The ministry launched 'SUJALAM' as part of the 'Azadi Ka Amrit Mahotsav' celebrations to create more and more open defecation-free plus villages by undertaking wastewater management at the village level particularly through the creation of 1 million soak pits and also other greywater management activities.
Sustainable Management Of Waterbodies
Although the Centre lacks a comprehensive estimate of the total number of soak pits needed countrywide, states have been asked to develop their own targets. The campaign will not only build soak pit for the management of greywater in villages but will also aid in sustainable management of waterbodies.
"The household or community soak pit is the simplest solution for greywater management," said Additional Secretary Arun Baroka, who heads flagship Swachh Bharat Mission (SBM). He pointed out that in villages greywater can be safely and inexpensively filtered through a soak pit. A household soak pit costs ₹3,000-5,000 in most cases, he added.

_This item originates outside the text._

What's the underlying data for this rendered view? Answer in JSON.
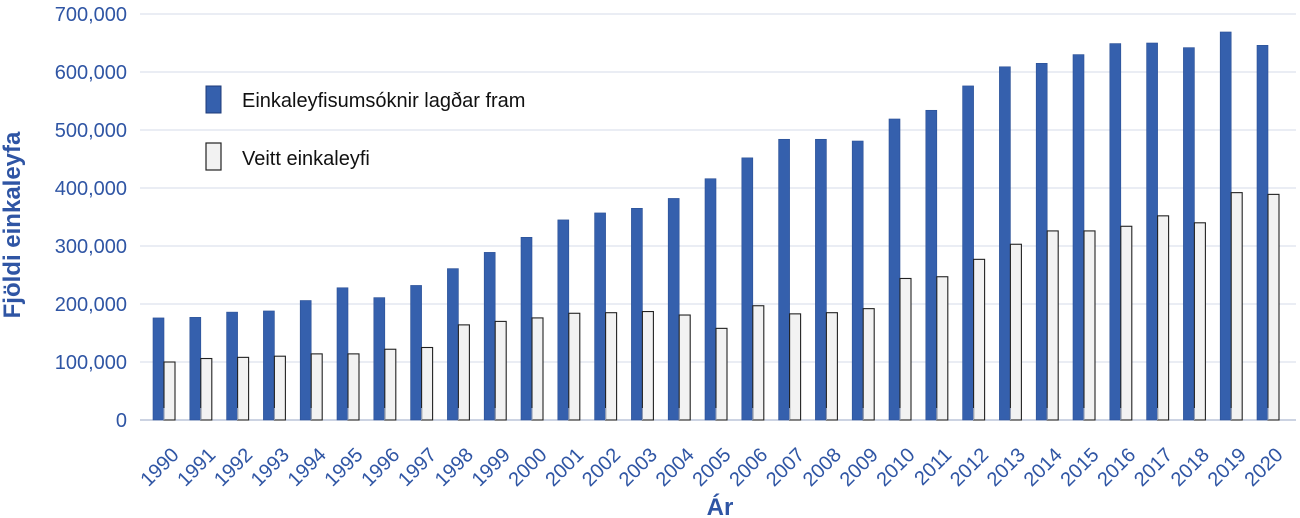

The key activities that will be organised in the villages under this drive include:
- Organise community consultations, open-air meetings and gram sabha meetings to analyse the current situation
- Pass a resolution to maintain ODF sustainability and achieve needed number of soak pits to manage the greywater
- Develop a 100 days' plan to undertake sustainability and soak pit construction-related activities
- Construct requisite number of soakpits
- Retrofit toilets where needed
- Ensure all newly emerging households in the village have access to toilet
While the Swachh Bharat Mission's first phase was to achieve open defecation free (ODF) status by constructing a toilet in every rural household and persuading all villagers to use it, the second phase, (ODF+) aims to sustain and extend these sanitation gains by focusing on solid and liquid waste management.